The big couture brands don’t get a lot of love from the menswear aficionados anymore. There are several reasons for this. One reason is that the menswear crowd is obsessed by craftmanship and detail. It is not enough if a garment looks good, we want to know who made it, how it was made, where was it made, which materials were used etc. The days when the couture brands made their living by making bespoke garments for wealthy people are long gone. Today they make money by selling a brand, a look, a lifestyle. Details and craft are not that important for them anymore.
Another reason is that the menswear crowd is usually picky about quality vs price. This might surprise some people. If you know the cost of a bespoke suit from a good tailor, it would be fair to assume that the people who are buying such suits are not bothered by cost. In my experience, that is not true. If we know that a suit is bespoke, fully handmade using the finest fabrics and materials, superbly constructed and made by a worldclass tailor, many menswear enthusiast would be willing to pay a pretty substantial price for such a suit (providing we have the money of course!).
However, we would be much less inclined to pay two or three times as much for a garment just because there is a famous logo on it. Today most of the big fashion houses don’t have production in-house anymore, at least not for menswear. Instead they source from other makers, mainly in Italy. It is usually pretty easy to find out who the maker is. People who are experts in reading labels can tell in seconds. If you know what the maker of, let say a suit, would charge for a suit under their own brand, and you then see that a suit made by the same maker and in exactly the same quality cost at least twice that much when it is sold by a more famous luxury brand, it becomes a lot less enticing.

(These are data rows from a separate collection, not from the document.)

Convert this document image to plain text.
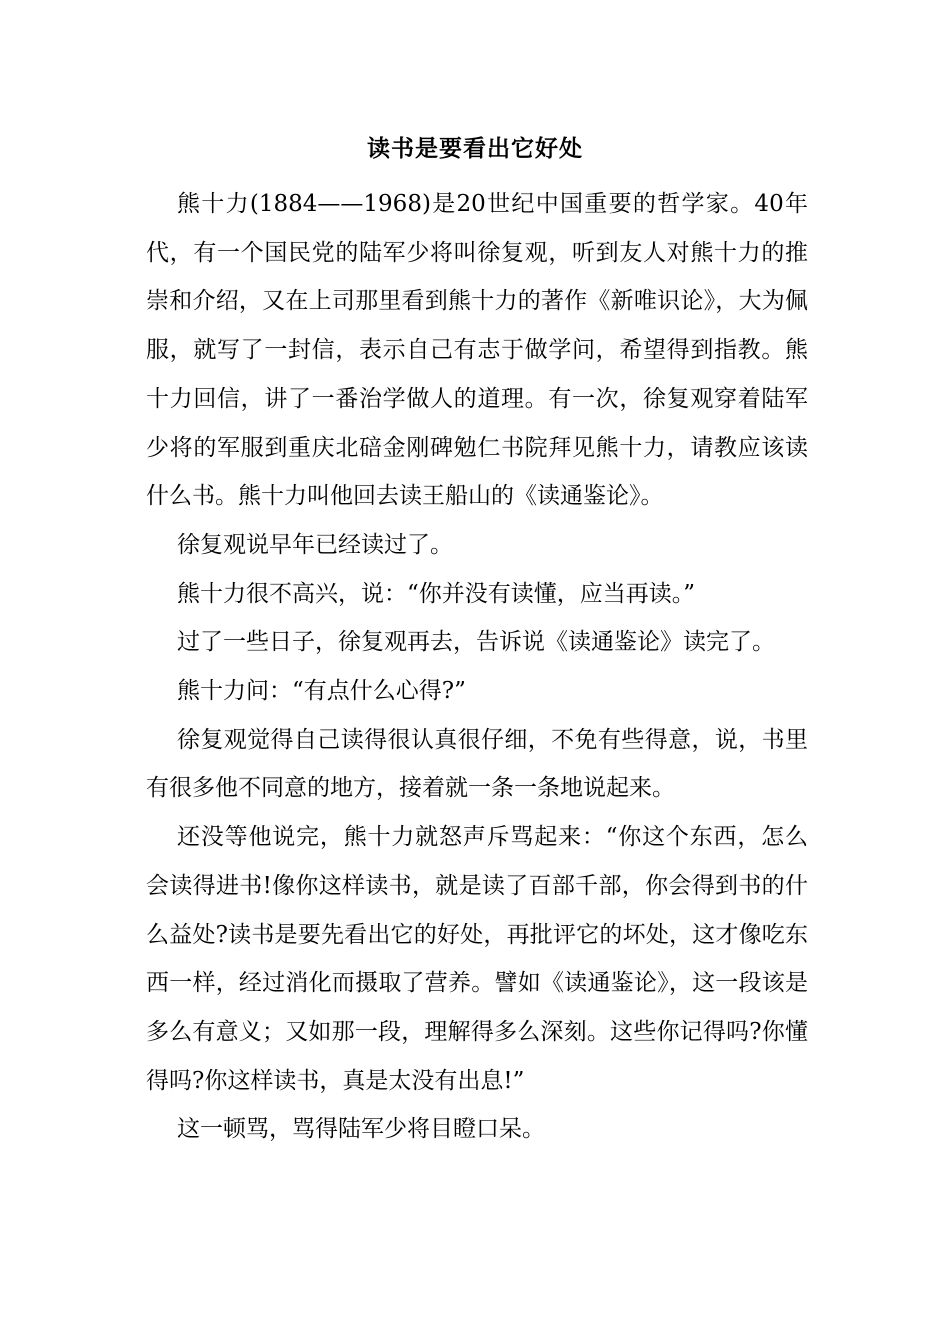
读书是要看出它好处

熊十力(1884——1968)是20世纪中国重要的哲学家。40年代，有一个国民党的陆军少将叫徐复观，听到友人对熊十力的推崇和介绍，又在上司那里看到熊十力的著作《新唯识论》，大为佩服，就写了一封信，表示自己有志于做学问，希望得到指教。熊十力回信，讲了一番治学做人的道理。有一次，徐复观穿着陆军少将的军服到重庆北碚金刚碑勉仁书院拜见熊十力，请教应该读什么书。熊十力叫他回去读王船山的《读通鉴论》。

徐复观说早年已经读过了。

熊十力很不高兴，说：“你并没有读懂，应当再读。”

过了一些日子，徐复观再去，告诉说《读通鉴论》读完了。

熊十力问：“有点什么心得?”

徐复观觉得自己读得很认真很仔细，不免有些得意，说，书里有很多他不同意的地方，接着就一条一条地说起来。

还没等他说完，熊十力就怒声斥骂起来：“你这个东西，怎么会读得进书!像你这样读书，就是读了百部千部，你会得到书的什么益处?读书是要先看出它的好处，再批评它的坏处，这才像吃东西一样，经过消化而摄取了营养。譬如《读通鉴论》，这一段该是多么有意义；又如那一段，理解得多么深刻。这些你记得吗?你懂得吗?你这样读书，真是太没有出息!”

这一顿骂，骂得陆军少将目瞪口呆。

There are exceptions of course. Sometimes the big houses have designers that become so influential and iconic that they not only change the course of fashion, but also influence more traditional menswear. Historically there are plenty of such examples, but in modern times these designers are few and far between. Tom Ford’s time at Gucci is one of the exceptions. Tom Ford’s distinctive aesthetic that revitalised Gucci is not really my style. But beyond the highly sexualised ads and runways (that today, at least to my mind, often feel creepy and voyeuristic, if not downright misogynistic), Ford’s designs became highly influential and he has of course continued to be so under his own brand.

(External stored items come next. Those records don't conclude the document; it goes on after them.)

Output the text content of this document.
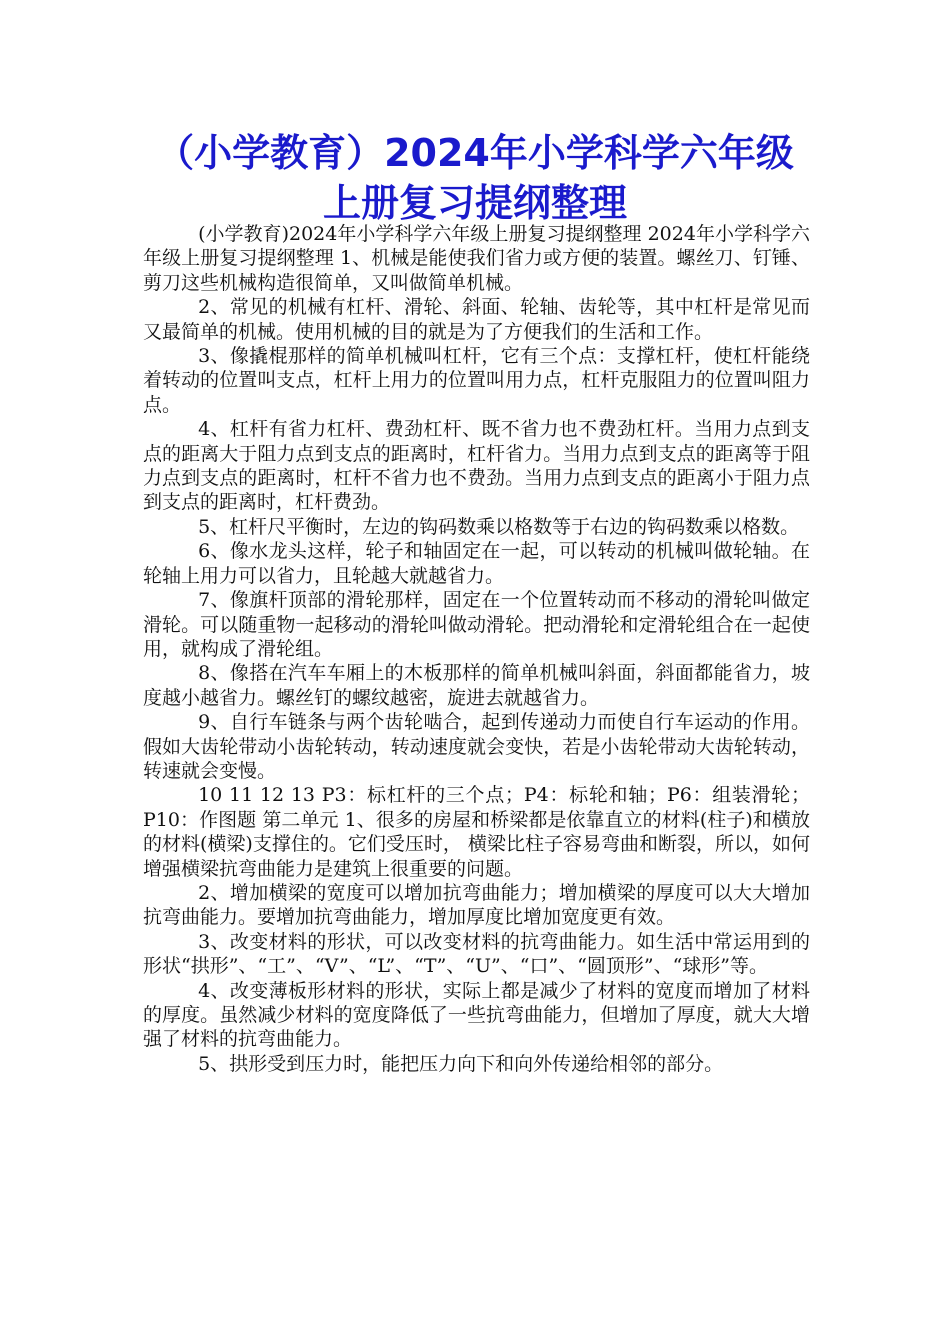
（小学教育）2024年小学科学六年级上册复习提纲整理

(小学教育)2024年小学科学六年级上册复习提纲整理 2024年小学科学六年级上册复习提纲整理 1、机械是能使我们省力或方便的装置。螺丝刀、钉锤、剪刀这些机械构造很简单，又叫做简单机械。

2、常见的机械有杠杆、滑轮、斜面、轮轴、齿轮等，其中杠杆是常见而又最简单的机械。使用机械的目的就是为了方便我们的生活和工作。

3、像撬棍那样的简单机械叫杠杆，它有三个点：支撑杠杆，使杠杆能绕着转动的位置叫支点，杠杆上用力的位置叫用力点，杠杆克服阻力的位置叫阻力点。

4、杠杆有省力杠杆、费劲杠杆、既不省力也不费劲杠杆。当用力点到支点的距离大于阻力点到支点的距离时，杠杆省力。当用力点到支点的距离等于阻力点到支点的距离时，杠杆不省力也不费劲。当用力点到支点的距离小于阻力点到支点的距离时，杠杆费劲。

5、杠杆尺平衡时，左边的钩码数乘以格数等于右边的钩码数乘以格数。

6、像水龙头这样，轮子和轴固定在一起，可以转动的机械叫做轮轴。在轮轴上用力可以省力，且轮越大就越省力。

7、像旗杆顶部的滑轮那样，固定在一个位置转动而不移动的滑轮叫做定滑轮。可以随重物一起移动的滑轮叫做动滑轮。把动滑轮和定滑轮组合在一起使用，就构成了滑轮组。

8、像搭在汽车车厢上的木板那样的简单机械叫斜面，斜面都能省力，坡度越小越省力。螺丝钉的螺纹越密，旋进去就越省力。

9、自行车链条与两个齿轮啮合，起到传递动力而使自行车运动的作用。假如大齿轮带动小齿轮转动，转动速度就会变快，若是小齿轮带动大齿轮转动，转速就会变慢。

10 11 12 13 P3：标杠杆的三个点；P4：标轮和轴；P6：组装滑轮；P10：作图题 第二单元 1、很多的房屋和桥梁都是依靠直立的材料(柱子)和横放的材料(横梁)支撑住的。它们受压时， 横梁比柱子容易弯曲和断裂，所以，如何增强横梁抗弯曲能力是建筑上很重要的问题。

2、增加横梁的宽度可以增加抗弯曲能力；增加横梁的厚度可以大大增加抗弯曲能力。要增加抗弯曲能力，增加厚度比增加宽度更有效。

3、改变材料的形状，可以改变材料的抗弯曲能力。如生活中常运用到的形状“拱形”、“工”、“V”、“L”、“T”、“U”、“口”、“圆顶形”、“球形”等。

4、改变薄板形材料的形状，实际上都是减少了材料的宽度而增加了材料的厚度。虽然减少材料的宽度降低了一些抗弯曲能力，但增加了厚度，就大大增强了材料的抗弯曲能力。

5、拱形受到压力时，能把压力向下和向外传递给相邻的部分。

So when I stumbled onto this jacket in a small second hand shop that clearly did not know that they had a rare garment in their shop, I couldn’t resist. And the price was ridiculously low. It is not a unique piece. The jacket is RTW and made in Italy (I havent’ checked the maker yet but I have a fairly good idea). The fabric is a cotton/silk blend, perfect for warmer weather. The quality is decent, but not more. But it has the hallmarks of the Gucci/Ford era with the wide lapels and strong shoulders. Normally I would consider changing the shoulder to a softer padding to make it more contemporary, but in this case it would destroy the whole aesthetic of the jacket.